Książulo w ostatnim czasie trafił do szpitala, gdzie przeszedł operację wycięcia wyrostka. Zabieg sprawił, że znany influencer musi zrezygnować na jakiś czas ze swoich dotychczasowych nawyków żywieniowych. Zamiast testować kolejne kebaby, zaopatrzył się w słoiczki z daniami dla dzieci.
11.11.2024 09:55
Na YouTubie śledzi go 1,7 miliona fanów, a jego filmy uratowały niejeden biznes. Książulo na jakiś czas musi jednak zrezygnować z dotychczasowych aktywności. Po wycięciu wyrostka robaczkowego zdecydowanie nie zaleca się kolejnych testów kebabów, fast foodów i innych mało zdrowych przysmaków, z których zasłynął YouTuber. Nie oznacza to jednak przerwy w filmach - w najnowszym wideo postawił na stole słoiki z jedzeniem dla dzieci i zabrał się za pałaszowanie.

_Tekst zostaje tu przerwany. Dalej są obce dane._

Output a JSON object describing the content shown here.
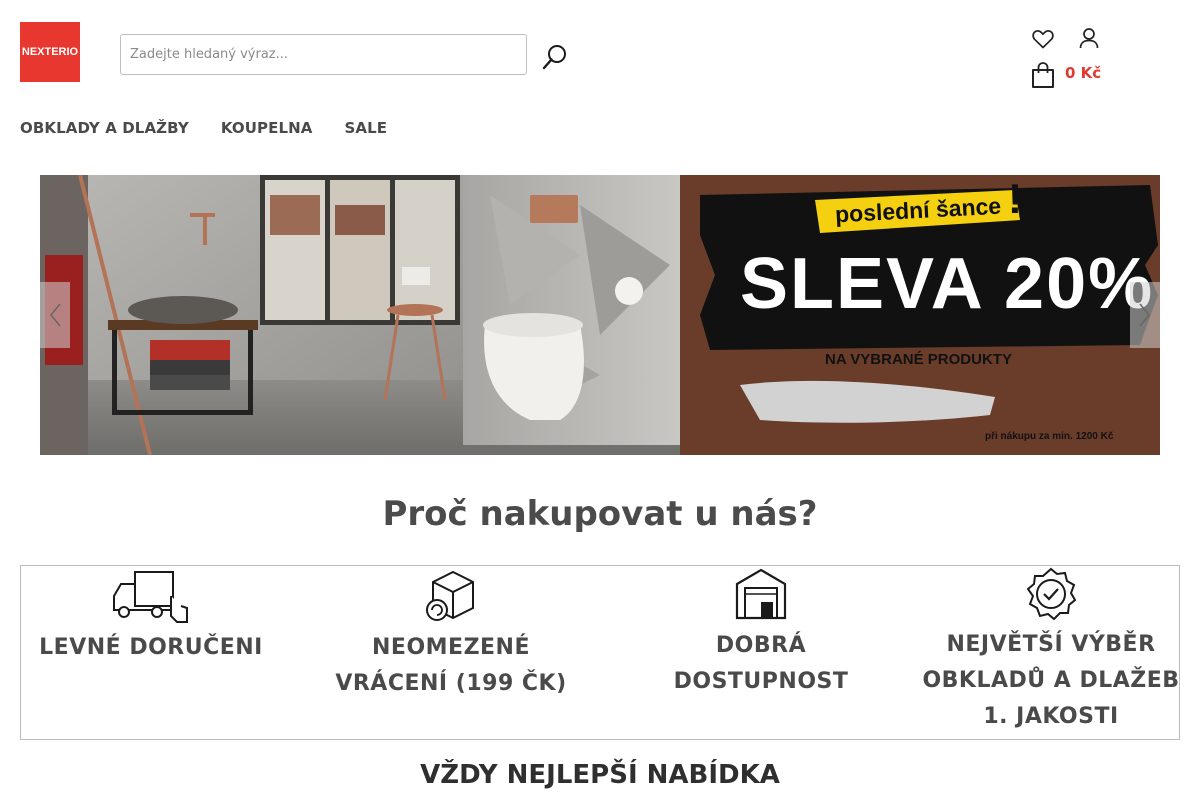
{
  "header": {
    "logo_text": "NEXTERIO",
    "brand_color": "#e8372e",
    "search": {
      "placeholder": "Zadejte hledaný výraz...",
      "value": "",
      "icon": "search-icon"
    },
    "wishlist_icon": "heart-icon",
    "account_icon": "user-icon",
    "cart": {
      "icon": "shopping-bag-icon",
      "total": "0 Kč",
      "total_color": "#e23a31"
    }
  },
  "nav": {
    "items": [
      {
        "label": "OBKLADY A DLAŽBY"
      },
      {
        "label": "KOUPELNA"
      },
      {
        "label": "SALE"
      }
    ]
  },
  "banner": {
    "tag": "poslední šance",
    "headline": "SLEVA 20%",
    "subline": "NA VYBRANÉ PRODUKTY",
    "note": "při nákupu za min. 1200 Kč",
    "prev_icon": "chevron-left-icon",
    "next_icon": "chevron-right-icon"
  },
  "why": {
    "title": "Proč nakupovat u nás?",
    "features": [
      {
        "icon": "delivery-truck-icon",
        "label": "LEVNÉ DORUČENI"
      },
      {
        "icon": "package-return-icon",
        "label": "NEOMEZENÉ VRÁCENÍ (199 ČK)"
      },
      {
        "icon": "warehouse-icon",
        "label": "DOBRÁ DOSTUPNOST"
      },
      {
        "icon": "quality-badge-icon",
        "label": "NEJVĚTŠÍ VÝBĚR OBKLADŮ A DLAŽEB 1. JAKOSTI"
      }
    ]
  },
  "offer": {
    "title": "VŽDY NEJLEPŠÍ NABÍDKA"
  }
}
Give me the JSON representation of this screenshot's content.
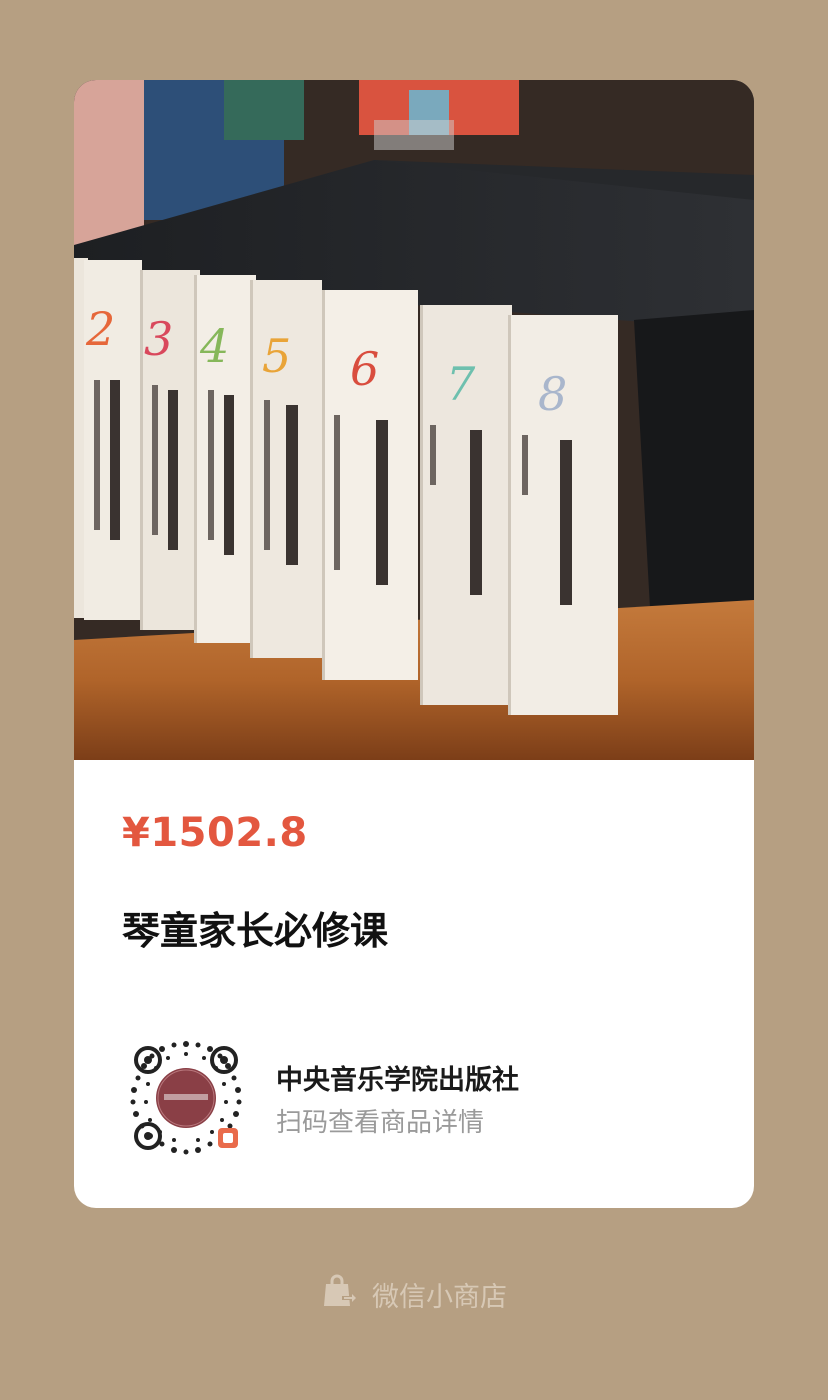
{
  "product": {
    "image_alt": "琴童家长必修课 boxed book set photo",
    "price": "¥1502.8",
    "title": "琴童家长必修课"
  },
  "shop": {
    "name": "中央音乐学院出版社",
    "scan_tip": "扫码查看商品详情"
  },
  "footer": {
    "icon": "shopping-bag-icon",
    "label": "微信小商店"
  },
  "colors": {
    "background": "#b69f82",
    "price": "#e3573f",
    "footer_text": "#d7c8b5"
  }
}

Dalsza część artykułu pod materiałem wideo
Książulo testuje jedzenie dla dzieci
Na wstępie Książulo zaznaczył, że dostał już zielone światło na powrót do zwykłej diety, jednak nie może się przejadać Zdradził, że zdążył już zjeść jednego kebaba poza kamerami. W najnowszym filmie nie ruszył jednak na testy nowych lokali, a sięgnął po jedzenie dla dzieci.
Na pierwszy rzut poszło musli owocowe z jogurtem. Okazało się być kwaśne, bez wyczuwalnych konkretnych owoców. Później przyszła pora na zupy: jarzynowa z ziemniaczkami, pomidorowa z ryżem i indykiem, krupniczek oraz rosół z kurczaka z kaszką manną.
- Ja tu czuję szproty. [...] Bąbel mógłby to zjeść, ale to nie jest dla nas - powiedział Książulo po spróbowaniu zupy pomidorowej.
Po doprawieniu solą i pieprzem zupa okazała się być lepsza. Rosół smakował jak zmielona marchew z wodą. Krupnik nie był tak gładko zblendowany, jednak wciąż nie przypadł testującym do gustu.
- Pachnie jak krupnik, smakuje jak woda - podsumował Książulo.
Dania obiadowe dla dzieci
Po zupach przyszła pora na dania główne. Droższy słoiczek ze spaghetti Gerbera okazał się bogatszy w smaku niż zupy. Samo mięso nie było tam wyczuwalne, dominowała marchewka i pomidory. Gorzej wypadło to same danie, ale w wydaniu tańszej Bobovity. Delikatny indyk przerósł możliwości Wojka. Sam zapach okazał się być odstraszający, po spróbowaniu było tylko gorzej.
- Nic gorszego nie jadłem. Nie wiem, jak to opisać, masakryczne. Szczerze? Jałówa. Smakuje jak przysmak do pieska - podsumował Wojek.
Tego samego zdania był Książulo, który określił zawartość słoiczka "łojem i wodą z tłuszczem". Bataty z dynią, kurczakiem i buraczkami nie wypadło najgorzej, głównie ze względu na słodki smak.
Książulo sprawdził dziecięce desery
Już po pierwszym kęsie ekologicznych ciasteczek z czekoladą chłopaki wydały opinię - są naprawdę smaczne. Bananowe chrupki nie miały wyczuwalnego w sobie banana, w marchewkowych również marchewki nie było. Desery jogurtowe Yogolino dostały aprobatę, mus owocowy z jogurtem i owocami były dla nich akceptowalne w smaku.
Kaszka mleczno-ryżowa z 5 owocami okazała się być zaskakująco smaczna i słodka. Książulo i Wojek zaznaczyli, że chętnie wracają do tego smaku, a porcja kaszki świetnie sprawdzi się na kolację po dniu pełnym ciężkiego jedzenia.
Dania tylko dla dzieci
Testy podsumować można krótko - to jedzenie dla małych dzieci i to im ma smakować. Normy żywienia dla najmłodszych są rygorystyczne, więc próżno szukać tam soli, do której jesteśmy przyzwyczajeni na co dzień. Dania w słoiczkach były przez to jałowe, dominował słodki smak marchewki. Sama marchewka jest w końcu jednym z pierwszych warzyw, jakie wprowadza się do diety dzieci. Uwagę przykuwał skład dań - prosty, krótki i przejrzysty. O ile dorośli chętnie wrócą do smaku kaszki czy sięgną po mus owocowy, o tyle dania obiadowe lepiej jest sobie odpuścić.